Restart the PC after all three commands complete. Check whether the network list populates after the restart.
Fix 6: Check for Windows Updates
Windows updates occasionally include fixes for network subsystem components and wireless driver compatibility issues. If networks disappeared immediately after a Windows update, a subsequent patch may already have been released to correct it
Go to Settings, then Windows Update, and click Check for Updates. Install all available updates and restart. After the restart, check whether the network list is populating again

Fix 7: Perform a Full Network Reset
If none of the fixes above have worked, a full network reset removes all network adapters and reinstalls them from scratch, resetting every network component to its default state. This resolves problems caused by deep configuration corruption that individual fixes cannot reach.

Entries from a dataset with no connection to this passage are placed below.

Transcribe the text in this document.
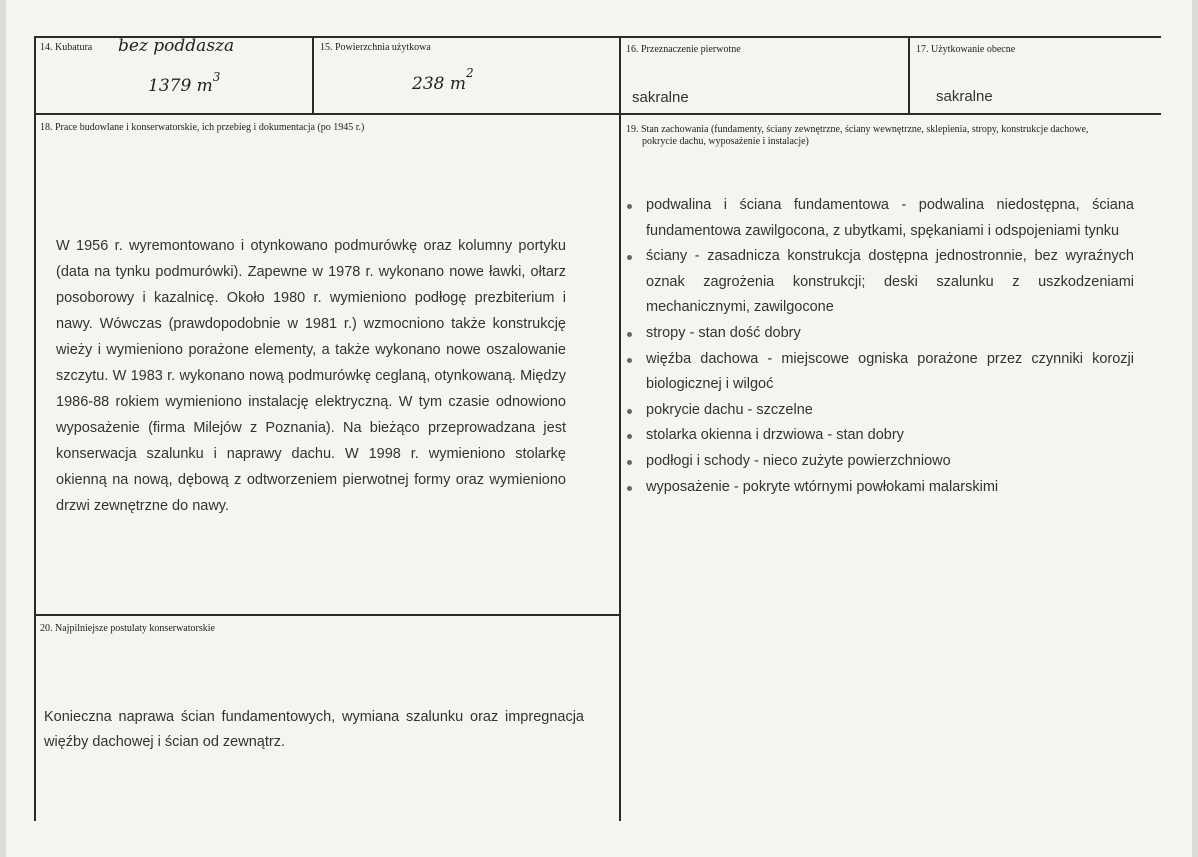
14. Kubatura bez poddasza
1379 $m^3$
15. Powierzchnia użytkowa
238 $m^2$
16. Przeznaczenie pierwotne
sakralne
17. Użytkowanie obecne
sakralne
18. Prace budowlane i konserwatorskie, ich przebieg i dokumentacja (po 1945 r.)

W 1956 r. wyremontowano i otynkowano podmurówkę oraz kolumny portyku (data na tynku podmurówki). Zapewne w 1978 r. wykonano nowe ławki, ołtarz posoborowy i kazalnicę. Około 1980 r. wymieniono podłogę prezbiterium i nawy. Wówczas (prawdopodobnie w 1981 r.) wzmocniono także konstrukcję wieży i wymieniono porażone elementy, a także wykonano nowe oszalowanie szczytu. W 1983 r. wykonano nową podmurówkę ceglaną, otynkowaną. Między 1986-88 rokiem wymieniono instalację elektryczną. W tym czasie odnowiono wyposażenie (firma Milejów z Poznania). Na bieżąco przeprowadzana jest konserwacja szalunku i naprawy dachu. W 1998 r. wymieniono stolarkę okienną na nową, dębową z odtworzeniem pierwotnej formy oraz wymieniono drzwi zewnętrzne do nawy.

19. Stan zachowania (fundamenty, ściany zewnętrzne, ściany wewnętrzne, sklepienia, stropy, konstrukcje dachowe,
pokrycie dachu, wyposażenie i instalacje)
podwalina i ściana fundamentowa - podwalina niedostępna, ściana fundamentowa zawilgocona, z ubytkami, spękaniami i odspojeniami tynku
ściany - zasadnicza konstrukcja dostępna jednostronnie, bez wyraźnych oznak zagrożenia konstrukcji; deski szalunku z uszkodzeniami mechanicznymi, zawilgocone
stropy - stan dość dobry
więźba dachowa - miejscowe ogniska porażone przez czynniki korozji biologicznej i wilgoć
pokrycie dachu - szczelne
stolarka okienna i drzwiowa - stan dobry
podłogi i schody - nieco zużyte powierzchniowo
wyposażenie - pokryte wtórnymi powłokami malarskimi
20. Najpilniejsze postulaty konserwatorskie

Konieczna naprawa ścian fundamentowych, wymiana szalunku oraz impregnacja więźby dachowej i ścian od zewnątrz.
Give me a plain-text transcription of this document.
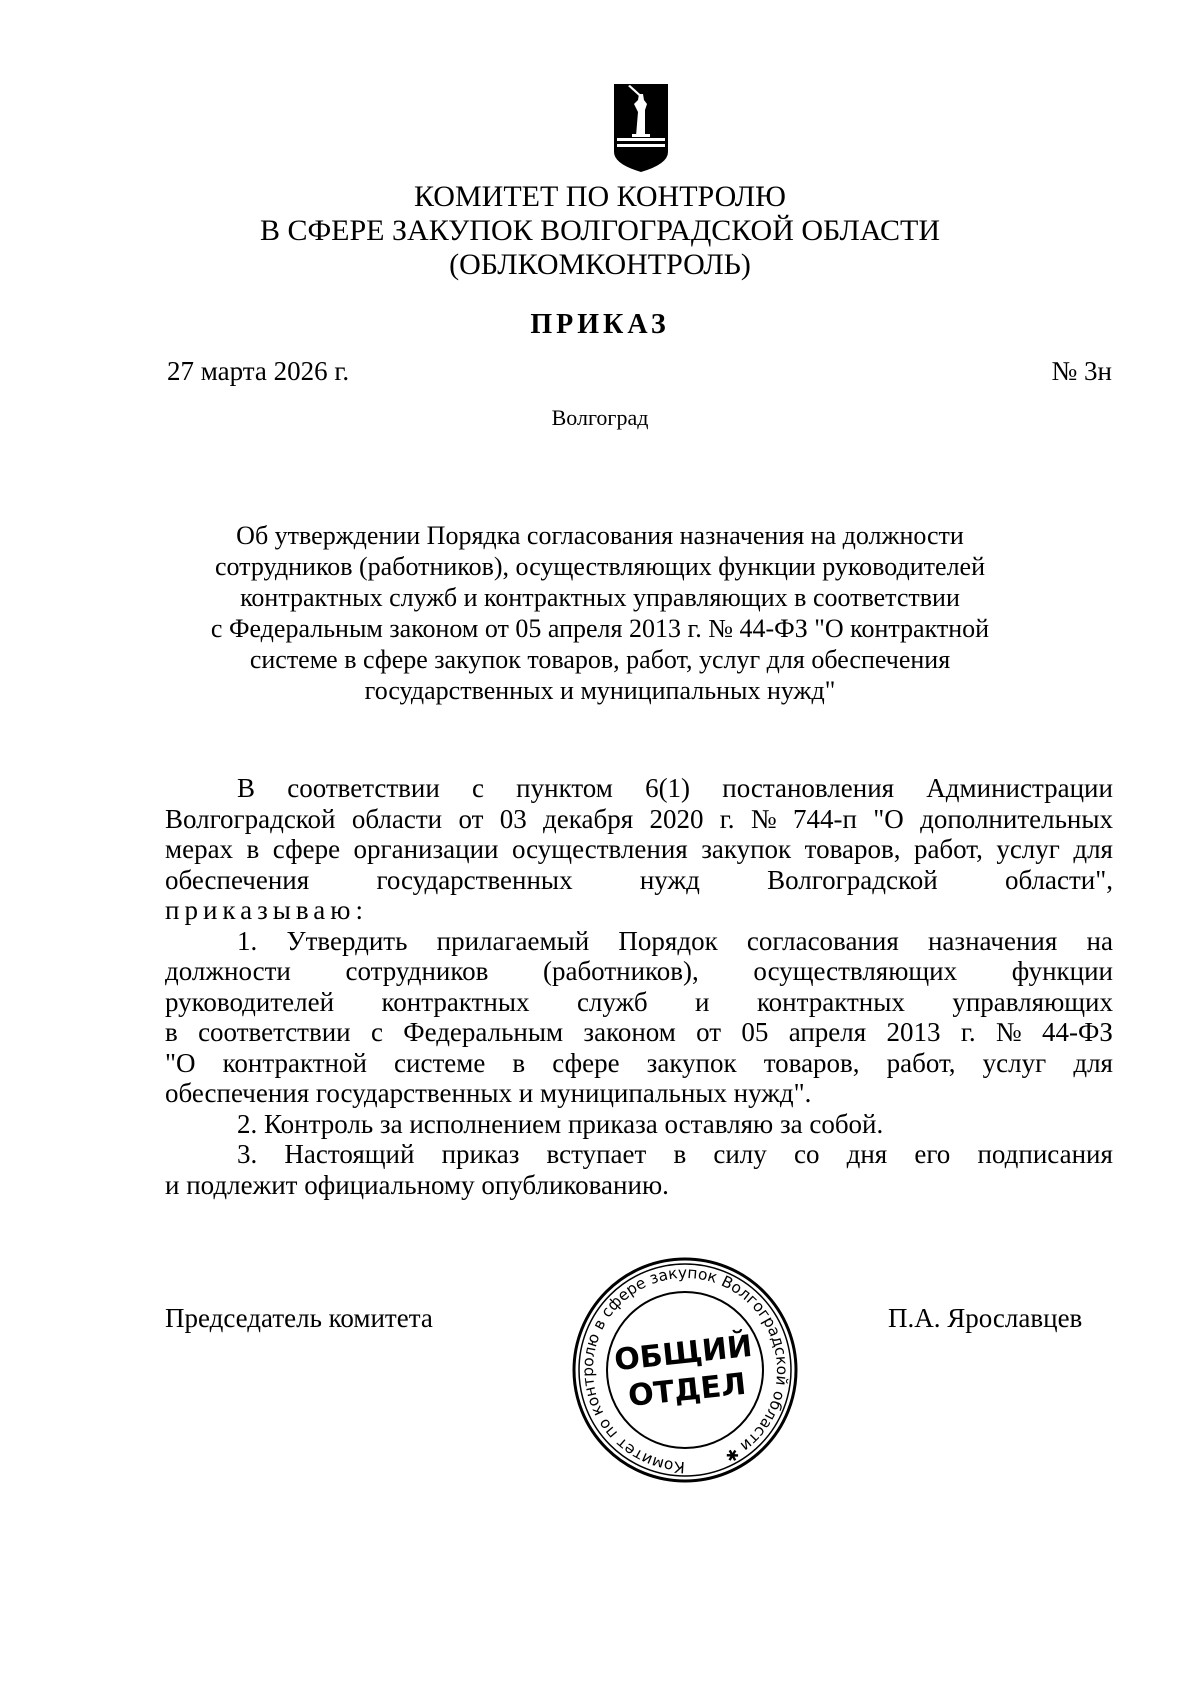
КОМИТЕТ ПО КОНТРОЛЮ
В СФЕРЕ ЗАКУПОК ВОЛГОГРАДСКОЙ ОБЛАСТИ
(ОБЛКОМКОНТРОЛЬ)
ПРИКАЗ
27 марта 2026 г.	№ 3н
Волгоград
Об утверждении Порядка согласования назначения на должности
сотрудников (работников), осуществляющих функции руководителей
контрактных служб и контрактных управляющих в соответствии
с Федеральным законом от 05 апреля 2013 г. № 44-ФЗ "О контрактной
системе в сфере закупок товаров, работ, услуг для обеспечения
государственных и муниципальных нужд"
В соответствии с пунктом 6(1) постановления Администрации
Волгоградской области от 03 декабря 2020 г. № 744-п "О дополнительных
мерах в сфере организации осуществления закупок товаров, работ, услуг для
обеспечения государственных нужд Волгоградской области",
приказываю:
1. Утвердить прилагаемый Порядок согласования назначения на
должности сотрудников (работников), осуществляющих функции
руководителей контрактных служб и контрактных управляющих
в соответствии с Федеральным законом от 05 апреля 2013 г. № 44-ФЗ
"О контрактной системе в сфере закупок товаров, работ, услуг для
обеспечения государственных и муниципальных нужд".
2. Контроль за исполнением приказа оставляю за собой.
3. Настоящий приказ вступает в силу со дня его подписания
и подлежит официальному опубликованию.
Председатель комитета	П.А. Ярославцев
Комитет по контролю в сфере закупок Волгоградской области ✱
ОБЩИЙ
ОТДЕЛ
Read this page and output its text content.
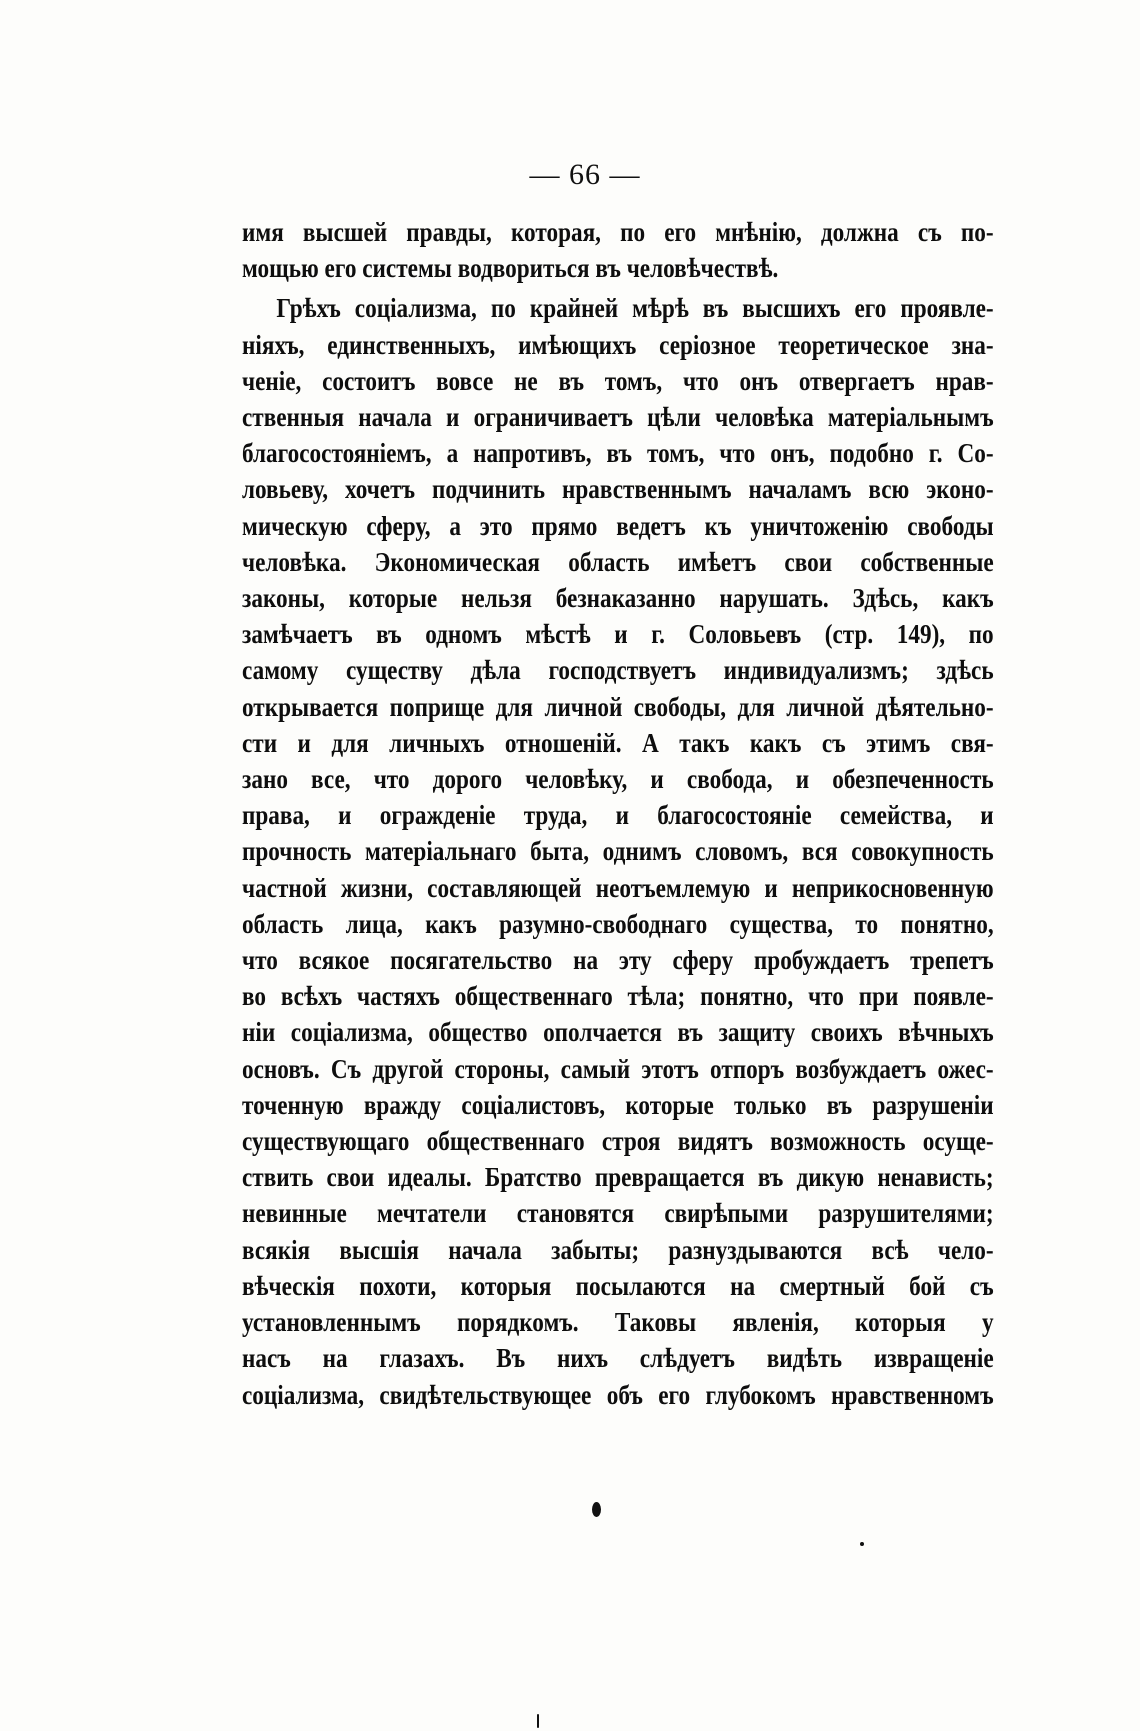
— 66 —
имя высшей правды, которая, по его мнѣнію, должна съ по-
мощью его системы водвориться въ человѣчествѣ.
Грѣхъ соціализма, по крайней мѣрѣ въ высшихъ его проявле-
ніяхъ, единственныхъ, имѣющихъ серіозное теоретическое зна-
ченіе, состоитъ вовсе не въ томъ, что онъ отвергаетъ нрав-
ственныя начала и ограничиваетъ цѣли человѣка матеріальнымъ
благосостояніемъ, а напротивъ, въ томъ, что онъ, подобно г. Со-
ловьеву, хочетъ подчинить нравственнымъ началамъ всю эконо-
мическую сферу, а это прямо ведетъ къ уничтоженію свободы
человѣка. Экономическая область имѣетъ свои собственные
законы, которые нельзя безнаказанно нарушать. Здѣсь, какъ
замѣчаетъ въ одномъ мѣстѣ и г. Соловьевъ (стр. 149), по
самому существу дѣла господствуетъ индивидуализмъ; здѣсь
открывается поприще для личной свободы, для личной дѣятельно-
сти и для личныхъ отношеній. А такъ какъ съ этимъ свя-
зано все, что дорого человѣку, и свобода, и обезпеченность
права, и огражденіе труда, и благосостояніе семейства, и
прочность матеріальнаго быта, однимъ словомъ, вся совокупность
частной жизни, составляющей неотъемлемую и неприкосновенную
область лица, какъ разумно-свободнаго существа, то понятно,
что всякое посягательство на эту сферу пробуждаетъ трепетъ
во всѣхъ частяхъ общественнаго тѣла; понятно, что при появле-
ніи соціализма, общество ополчается въ защиту своихъ вѣчныхъ
основъ. Съ другой стороны, самый этотъ отпоръ возбуждаетъ ожес-
точенную вражду соціалистовъ, которые только въ разрушеніи
существующаго общественнаго строя видятъ возможность осуще-
ствить свои идеалы. Братство превращается въ дикую ненависть;
невинные мечтатели становятся свирѣпыми разрушителями;
всякія высшія начала забыты; разнуздываются всѣ чело-
вѣческія похоти, которыя посылаются на смертный бой съ
установленнымъ порядкомъ. Таковы явленія, которыя у
насъ на глазахъ. Въ нихъ слѣдуетъ видѣть извращеніе
соціализма, свидѣтельствующее объ его глубокомъ нравственномъ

On Windows 10: go to Settings, then Network and Internet, then Status. Click Network reset at the bottom of the page
On Windows 11: go to Settings, then Network and Internet, then Advanced network settings. Click Network reset
Confirm and allow the reset to complete. The PC will restart automatically. Note that all saved WiFi passwords are deleted by this process — you will need to reconnect to every network manually and re-enter passwords after the reset

Conclusion
The majority of cases where networks stop showing up on Windows are caused by a disabled adapter, a stopped WLAN AutoConfig service, or a corrupted wireless driver. Fixes 1, 2, and 3 resolve most situations in under five minutes. When the driver is the root cause — particularly after a Windows update — Driver Talent X identifies and installs the correct wireless adapter driver automatically without requiring manual hardware identification.